Behind him, one of Asbjorn’s men tore the jewel-studded cover off a thick book, tossing the useless pages aside. Three more men worked at prying the gold inlay off of the high alter. They were not gentle in their business.

             
“No matter. There’ll be more in the workshops,” Magnus said.

             
There was a shout from outside, a reply from somewhere. Magnus turned as one of his men came in through the big front door. There was some urgency in his step.

             
“Lord Magnus, Vifil Ketilsson is on the church roof. He says he sees riders, coming from the north.”

             
Magnus nodded. “I’ll come.”

             
He walked down the center aisle of the church, between the rough benches, and stepped blinking into the sunlight. The building he had sent Smid to burn was fully involved, the flaming thatch sending great plumes of black smoke up into the blue sky. He looked up at Vifil Ketilsson who stood with one foot on either side of the high peak of the church roof.

             
“Vifil, what do you see?”

             
“Riders, Lord Magnus. Fifty or more, coming from the north. Riding fast.”

             
Asbjorn was there and he made a disgusted sound. “That’s marvelous! Thanks to you we are now trapped in this stupid place!”

             
Magnus did not bother to reply. “Kjartan,” he said to his man who had stepped from the dark of the church, “place archers on the walls, near the gate, and form up the men inside in a shieldwall. But not all of them. I want five men left to finish gathering up anything here worth having.”

             
“Yes, Lord Magnus.”

             
Asbjorn was in full fluster. “Are you going to ask my opinion on the distribution of men? Do I have some say over how my own men are used?” Asbjorn considered it a rhetorical question. Magnus did not.

             
“No. You have no say,” Magnus said, and strode off for the gate.

             
The riders were easily visible by the time Magnus mounted the ladder leaning against the earth wall and found his footing among the thorn bushes on the top.

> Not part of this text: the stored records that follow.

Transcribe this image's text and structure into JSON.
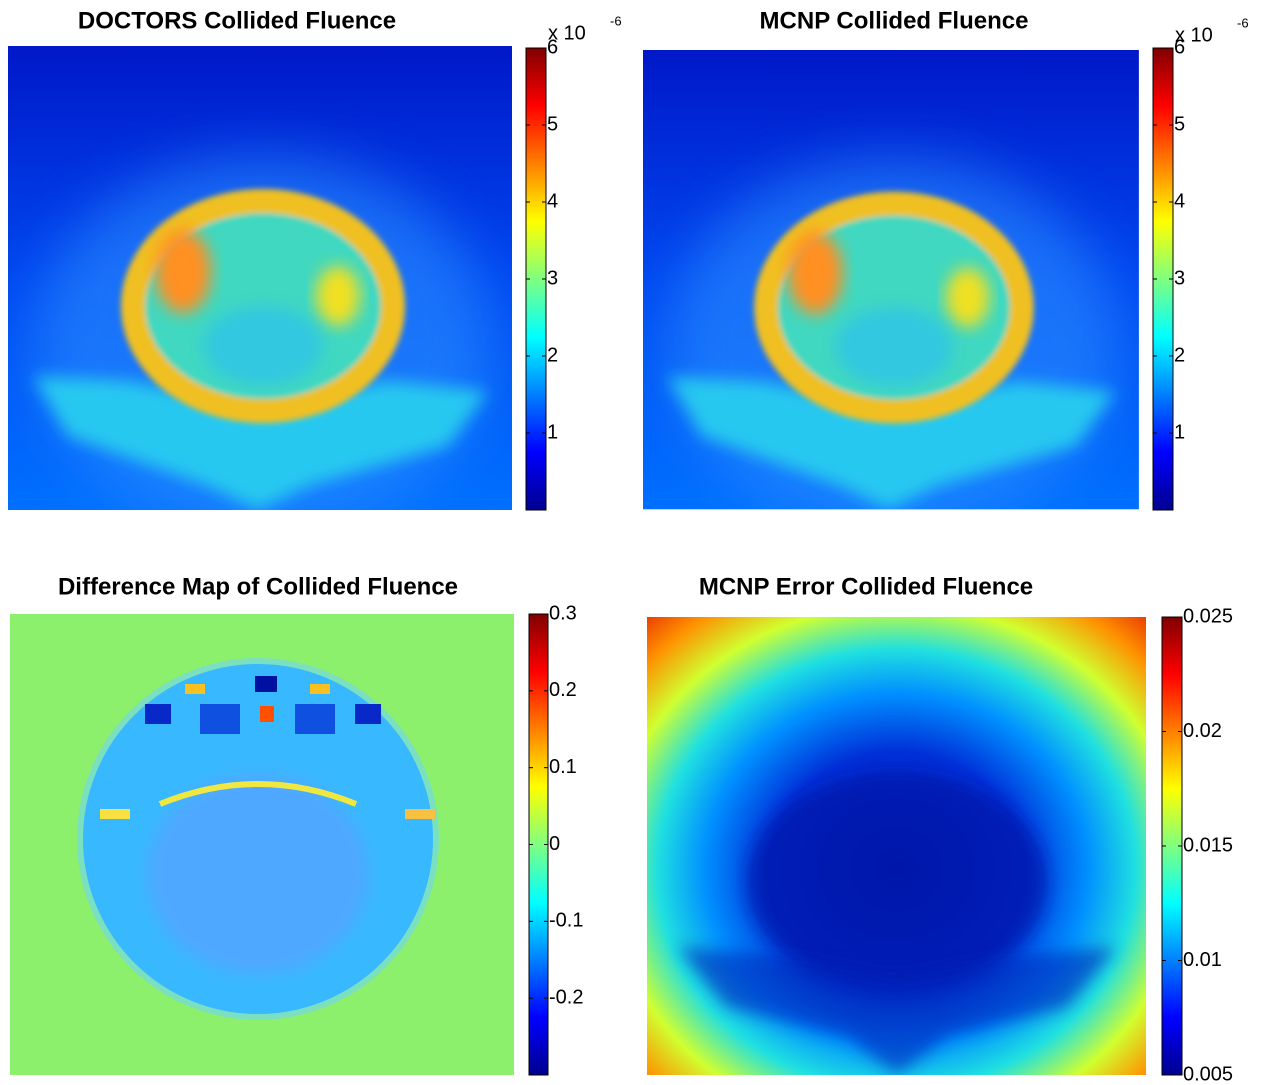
{
  "chart_data": [
    {
      "type": "heatmap",
      "title": "DOCTORS Collided Fluence",
      "colormap": "jet",
      "scale_label": {
        "base": "x 10",
        "exponent": "-6"
      },
      "clim": [
        0,
        6
      ],
      "cticks": [
        1,
        2,
        3,
        4,
        5,
        6
      ]
    },
    {
      "type": "heatmap",
      "title": "MCNP Collided Fluence",
      "colormap": "jet",
      "scale_label": {
        "base": "x 10",
        "exponent": "-6"
      },
      "clim": [
        0,
        6
      ],
      "cticks": [
        1,
        2,
        3,
        4,
        5,
        6
      ]
    },
    {
      "type": "heatmap",
      "title": "Difference Map of Collided Fluence",
      "colormap": "jet",
      "clim": [
        -0.3,
        0.3
      ],
      "cticks": [
        -0.2,
        -0.1,
        0,
        0.1,
        0.2,
        0.3
      ]
    },
    {
      "type": "heatmap",
      "title": "MCNP Error Collided Fluence",
      "colormap": "jet",
      "clim": [
        0.005,
        0.025
      ],
      "cticks": [
        0.005,
        0.01,
        0.015,
        0.02,
        0.025
      ]
    }
  ]
}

Vifil was wrong about the numbers. Perhaps it had been wishful thinking. There were closer to a hundred men. Sun glinted on armor and spear points. Two bright banners floated aloft above the riders. Far behind them, two wagons bounced along, drawn by a dozen horses. It was an Irish war party, fully outfitted, and bound for Baldoyle.

             
Magnus looked around. A dozen archers were fanned out along the wall, and behind the gate most of the remaining men stood in a line, round shields overlapping, swords in hand, ready to counter an enemy who came though the gate as they themselves had done less than an hour before.

             
Magnus looked north again. The riders were lost from sight behind the column of black smoke roiling up from the monks’ home, but soon they were visible again. Their pace had not slackened.